Learning Word Embedding - Word2Vec, Negative Sampling, GloVE
Original Source: https://www.coursera.org/specializations/deep-learning
How do we learn embedding matrix?
Basically, we randomly initialize embedding matrix of shape $k \times n$ where $n$ is the size of the vocabulary and $k$ is the number of features. Then, with a large text corpus as training set, we define loss based on how frequently a ‘target’ word appears together with ‘context’ words in each example. Finally we do gradient descent(or other optimizing algorithms) to optimize embedding matrix $E$.
There are several algorithms that define loss in different ways.
Word2Vec
https://arxiv.org/abs/1301.3781
First, pick one ‘context’ word then pick one ‘target’ word that appears near the context word in training corpus. This forms one training example (also called a ‘skip-gram’). For example in a sentence ‘Yesterday, I went to school.’, you can choose to pick ‘went’ as a context and ‘school’ as a target.

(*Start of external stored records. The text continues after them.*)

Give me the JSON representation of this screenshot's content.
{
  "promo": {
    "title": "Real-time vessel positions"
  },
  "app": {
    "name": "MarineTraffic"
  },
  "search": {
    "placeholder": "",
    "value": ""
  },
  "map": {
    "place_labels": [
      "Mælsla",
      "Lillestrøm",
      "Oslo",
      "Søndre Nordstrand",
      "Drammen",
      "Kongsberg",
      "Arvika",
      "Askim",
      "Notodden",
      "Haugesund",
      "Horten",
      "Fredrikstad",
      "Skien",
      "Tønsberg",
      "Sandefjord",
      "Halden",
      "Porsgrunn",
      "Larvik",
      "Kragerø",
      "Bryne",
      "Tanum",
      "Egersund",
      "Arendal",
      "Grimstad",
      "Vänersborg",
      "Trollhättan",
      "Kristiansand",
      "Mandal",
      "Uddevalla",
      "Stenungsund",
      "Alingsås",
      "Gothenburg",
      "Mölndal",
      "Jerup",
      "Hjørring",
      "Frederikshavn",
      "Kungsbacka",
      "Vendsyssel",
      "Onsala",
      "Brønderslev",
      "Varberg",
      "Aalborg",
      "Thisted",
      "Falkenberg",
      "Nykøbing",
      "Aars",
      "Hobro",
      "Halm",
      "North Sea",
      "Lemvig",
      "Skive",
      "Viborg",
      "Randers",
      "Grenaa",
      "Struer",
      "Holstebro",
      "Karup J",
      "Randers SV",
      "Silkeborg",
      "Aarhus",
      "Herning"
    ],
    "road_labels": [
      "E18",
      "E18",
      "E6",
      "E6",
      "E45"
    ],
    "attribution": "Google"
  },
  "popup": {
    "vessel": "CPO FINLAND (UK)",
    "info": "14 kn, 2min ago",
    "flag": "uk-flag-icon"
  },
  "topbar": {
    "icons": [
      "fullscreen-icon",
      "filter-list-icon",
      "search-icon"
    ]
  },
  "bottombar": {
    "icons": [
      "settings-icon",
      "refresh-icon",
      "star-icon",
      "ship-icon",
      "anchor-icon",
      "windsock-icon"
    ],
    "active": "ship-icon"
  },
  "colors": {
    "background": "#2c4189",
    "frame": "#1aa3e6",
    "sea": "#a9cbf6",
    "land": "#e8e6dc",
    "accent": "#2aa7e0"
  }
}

Now we construct a simple neural network with input ‘context’ and label ‘target’.
For single training example, note that $\hat{y}_i$ which is the $i$ th element of our prediction $\hat{y}$, would be a probability that the target word belongs to $i$ th vocabulary. Also our label $y$ would be a one-hot representation of our target word (a vector of 0s except $t$ th element which is 1).
Let’s see how a single training example passes through our network. The parameters that we should optimize are embedding matrix $E$ and $\theta_i$ s ( $i=1,…,n$ ), which are the weight vectors associated with output $\hat{y}_i$.

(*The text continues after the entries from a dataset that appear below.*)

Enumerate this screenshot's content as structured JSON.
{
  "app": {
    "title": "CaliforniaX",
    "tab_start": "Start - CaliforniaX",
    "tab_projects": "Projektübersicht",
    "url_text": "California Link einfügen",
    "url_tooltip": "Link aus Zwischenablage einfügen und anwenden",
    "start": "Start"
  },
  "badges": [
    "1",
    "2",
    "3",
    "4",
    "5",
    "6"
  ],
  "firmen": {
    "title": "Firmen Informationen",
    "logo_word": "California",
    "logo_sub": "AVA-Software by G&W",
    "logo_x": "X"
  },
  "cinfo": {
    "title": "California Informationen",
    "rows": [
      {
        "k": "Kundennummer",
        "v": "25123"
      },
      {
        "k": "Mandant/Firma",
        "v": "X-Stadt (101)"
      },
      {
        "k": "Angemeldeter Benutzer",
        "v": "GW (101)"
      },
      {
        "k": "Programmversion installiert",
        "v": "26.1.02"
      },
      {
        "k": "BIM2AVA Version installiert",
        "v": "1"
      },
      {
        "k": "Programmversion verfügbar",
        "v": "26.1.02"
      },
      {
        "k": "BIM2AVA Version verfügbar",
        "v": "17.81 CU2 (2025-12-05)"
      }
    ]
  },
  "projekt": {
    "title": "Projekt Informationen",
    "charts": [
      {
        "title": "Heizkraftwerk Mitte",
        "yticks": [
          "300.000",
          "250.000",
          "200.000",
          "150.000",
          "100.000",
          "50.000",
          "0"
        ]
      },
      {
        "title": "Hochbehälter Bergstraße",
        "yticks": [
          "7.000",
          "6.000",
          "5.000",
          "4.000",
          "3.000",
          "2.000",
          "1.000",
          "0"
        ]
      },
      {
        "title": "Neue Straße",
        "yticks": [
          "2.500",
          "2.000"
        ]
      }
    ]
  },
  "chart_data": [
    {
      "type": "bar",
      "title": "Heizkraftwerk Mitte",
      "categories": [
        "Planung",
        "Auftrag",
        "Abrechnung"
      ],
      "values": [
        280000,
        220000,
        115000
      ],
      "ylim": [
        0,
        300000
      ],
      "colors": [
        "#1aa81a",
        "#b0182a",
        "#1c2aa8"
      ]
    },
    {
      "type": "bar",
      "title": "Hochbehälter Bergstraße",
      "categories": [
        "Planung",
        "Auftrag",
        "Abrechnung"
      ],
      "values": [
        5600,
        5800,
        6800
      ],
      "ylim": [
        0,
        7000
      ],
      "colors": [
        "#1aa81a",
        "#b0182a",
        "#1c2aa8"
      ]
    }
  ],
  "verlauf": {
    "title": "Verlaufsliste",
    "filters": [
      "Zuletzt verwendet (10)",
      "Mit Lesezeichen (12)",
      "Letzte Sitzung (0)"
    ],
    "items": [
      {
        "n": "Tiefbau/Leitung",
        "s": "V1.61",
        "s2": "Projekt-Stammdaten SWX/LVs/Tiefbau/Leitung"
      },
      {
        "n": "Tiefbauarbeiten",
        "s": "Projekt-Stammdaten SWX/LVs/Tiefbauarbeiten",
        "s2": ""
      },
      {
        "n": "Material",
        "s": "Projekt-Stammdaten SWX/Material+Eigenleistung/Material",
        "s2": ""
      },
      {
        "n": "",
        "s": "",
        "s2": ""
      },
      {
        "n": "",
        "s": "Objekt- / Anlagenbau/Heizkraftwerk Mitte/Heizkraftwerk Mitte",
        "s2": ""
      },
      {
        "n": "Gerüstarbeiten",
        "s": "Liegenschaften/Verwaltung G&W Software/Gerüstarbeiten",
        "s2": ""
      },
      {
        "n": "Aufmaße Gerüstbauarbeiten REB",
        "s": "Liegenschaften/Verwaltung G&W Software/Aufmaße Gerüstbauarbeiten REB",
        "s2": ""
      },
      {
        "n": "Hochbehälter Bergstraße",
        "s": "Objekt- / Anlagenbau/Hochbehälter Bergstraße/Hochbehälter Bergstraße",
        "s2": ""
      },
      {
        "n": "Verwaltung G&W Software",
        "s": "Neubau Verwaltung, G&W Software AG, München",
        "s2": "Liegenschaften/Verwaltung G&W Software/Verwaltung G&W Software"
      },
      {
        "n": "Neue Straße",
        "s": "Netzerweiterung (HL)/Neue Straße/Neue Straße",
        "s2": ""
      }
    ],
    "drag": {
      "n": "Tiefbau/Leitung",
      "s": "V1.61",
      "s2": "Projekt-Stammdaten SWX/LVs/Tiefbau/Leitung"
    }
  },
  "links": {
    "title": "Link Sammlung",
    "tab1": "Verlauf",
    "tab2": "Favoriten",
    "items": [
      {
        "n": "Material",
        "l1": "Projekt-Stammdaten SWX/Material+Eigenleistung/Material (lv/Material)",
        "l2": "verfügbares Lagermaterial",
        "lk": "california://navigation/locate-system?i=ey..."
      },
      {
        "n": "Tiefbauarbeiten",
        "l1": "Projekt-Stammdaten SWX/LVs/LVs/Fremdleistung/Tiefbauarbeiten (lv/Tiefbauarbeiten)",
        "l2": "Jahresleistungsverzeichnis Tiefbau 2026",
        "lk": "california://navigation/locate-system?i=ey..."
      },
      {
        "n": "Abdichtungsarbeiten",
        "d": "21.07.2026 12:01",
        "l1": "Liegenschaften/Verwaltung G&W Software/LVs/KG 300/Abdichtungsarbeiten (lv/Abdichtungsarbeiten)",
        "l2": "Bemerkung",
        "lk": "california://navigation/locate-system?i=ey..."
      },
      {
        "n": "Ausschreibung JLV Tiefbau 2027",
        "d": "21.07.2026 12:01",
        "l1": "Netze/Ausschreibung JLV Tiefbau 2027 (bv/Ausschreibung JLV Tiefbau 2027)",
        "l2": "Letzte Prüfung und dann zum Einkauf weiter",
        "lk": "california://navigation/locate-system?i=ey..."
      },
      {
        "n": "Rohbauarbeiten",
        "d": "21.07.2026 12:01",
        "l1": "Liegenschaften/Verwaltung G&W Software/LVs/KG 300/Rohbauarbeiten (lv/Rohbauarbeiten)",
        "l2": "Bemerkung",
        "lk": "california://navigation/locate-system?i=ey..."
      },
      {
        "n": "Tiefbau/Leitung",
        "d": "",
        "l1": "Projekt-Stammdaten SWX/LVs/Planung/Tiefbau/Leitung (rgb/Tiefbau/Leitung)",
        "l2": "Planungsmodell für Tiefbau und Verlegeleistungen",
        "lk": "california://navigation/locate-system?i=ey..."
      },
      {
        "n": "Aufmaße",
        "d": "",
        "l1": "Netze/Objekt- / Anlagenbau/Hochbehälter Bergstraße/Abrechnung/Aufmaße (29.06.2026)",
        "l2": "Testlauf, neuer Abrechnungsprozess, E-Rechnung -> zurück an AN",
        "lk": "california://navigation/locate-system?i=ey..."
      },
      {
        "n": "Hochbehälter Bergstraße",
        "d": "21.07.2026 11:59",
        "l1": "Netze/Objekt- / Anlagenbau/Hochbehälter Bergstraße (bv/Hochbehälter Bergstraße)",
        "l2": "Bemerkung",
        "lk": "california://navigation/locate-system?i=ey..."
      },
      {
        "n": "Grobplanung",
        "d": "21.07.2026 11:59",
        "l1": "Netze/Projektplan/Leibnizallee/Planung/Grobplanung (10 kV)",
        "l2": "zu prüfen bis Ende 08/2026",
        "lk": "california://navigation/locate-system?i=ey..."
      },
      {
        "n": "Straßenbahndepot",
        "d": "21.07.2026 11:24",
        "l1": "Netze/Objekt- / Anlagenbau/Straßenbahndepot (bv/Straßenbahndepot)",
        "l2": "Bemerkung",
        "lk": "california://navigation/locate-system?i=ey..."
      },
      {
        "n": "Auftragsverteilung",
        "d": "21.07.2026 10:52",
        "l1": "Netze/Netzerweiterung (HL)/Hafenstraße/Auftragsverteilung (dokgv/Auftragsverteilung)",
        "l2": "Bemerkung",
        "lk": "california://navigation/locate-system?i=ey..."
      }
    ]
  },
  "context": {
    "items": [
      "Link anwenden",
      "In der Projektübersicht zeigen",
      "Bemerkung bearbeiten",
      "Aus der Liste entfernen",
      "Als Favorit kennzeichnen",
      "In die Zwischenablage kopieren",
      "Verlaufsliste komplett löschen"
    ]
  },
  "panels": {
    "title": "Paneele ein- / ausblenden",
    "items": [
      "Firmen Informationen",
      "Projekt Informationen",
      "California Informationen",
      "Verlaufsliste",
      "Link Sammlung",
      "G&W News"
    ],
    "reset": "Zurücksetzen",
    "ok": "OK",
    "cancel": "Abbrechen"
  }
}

\[e_c = Eo_c\]where $o_c$ is a one-hot representation of a context word
Pass this into a layer with softmax activation.
\[\hat{y}_i = p(i|c) = \frac{exp(\theta_i^Te_c)}{\sum_{j=1}^n exp(\theta_j^Te_c)}\]for $i=1,…,n$
\[L(\hat{y}, y) = -\sum_{i=1}^n y_i \log(\hat{y}_i)\]Now let’s define cost that considers all of the training examples.
\[C = \frac{1}{m}\sum_{k=1}^m L\]With this cost, we do gradient descent to optimize embedding matrix $E$ and $\theta$s.
If you pick random contexts, it is likely that most of them would be words like ‘the’ and ‘of’, so you can consider frequency of the words when picking them.
Negative Sampling
https://arxiv.org/abs/1310.4546
In Word2Vec, we’ve done a softmax classification, which is computationally expensive. But negative sampling does binary classifications.
First, pick a context word from a text corpus and a target word from near the context. This context-target pair will be a positive example. Then, pick random $k$ words from the dictionary; say $nt_1,…nt_k$. With context word $c$, these words will form pairs $(c,nt_1),…,(c,nt_k)$ . These examples will be negative examples.
Below is an example of one set of training examples and label.
With these $k+1$ training examples, we are going to train a binary logistic classifier.
\[e_c = Eo_c\] \[\hat{y}_i = p(y=1|c,i) = \sigma(\theta_i^Te_c)\]for $i=1,…,k+1$
We do this for many other randomly picked sets, define cost and optimize $E$ and $\theta$ s, to finally get embedding matrix $E$ .
When randomly picking a negative sample, we don’t want to randomly pick one word from corpus since then there would be too much words like ‘the’ and ‘of’, nor we want words like ‘durian’ to be picked with the same probability as words like ‘the’. We want somewhere in the middle.
Authors of the paper recommended picking with the following probability;
\[p(w_i) = \frac{f(w_i)^{3/4}}{\sum_{j=1}^n f(w_j)^{3/4}}\]where $n$ is the size of the vocabulary and $f(w_i)$ is the frequency $i$ th word appears in corpus.
GloVE (Global Vectors for word representation)
https://www.aclweb.org/anthology/D14-1162
$X_{ij}$ : how many times target $i$ appears in context of $j$
$f(X_{ij})$ (weighting term): $f(X_{ij})=0$ if $X_{ij}=0$ . For other $X_{ij}$ s, it is manually set by us to penalize frequent words and give handicap to less frequent words.
Objective of GloVE is to minimize the following equation;
\[\min \sum_{i=1}^n \sum_{j=1}^n f(X_{ij})(\theta_i^Te_j + b_i + b_j' - log(X_{ij}))^2\]If $X_{ij}$ is large, $\theta_i^Te_j$ needs to be large, so embeddings of $i$ and $j$ should be similar.
To compute final embedding of word $w$, we average $e_w$ and $\theta_w$ since they are perfectly symmetric while being optimized.
Features of embedding that have been trained by these algorithms are not interpretable by human. Nonetheless, the parallelogram map(analogy) still exists.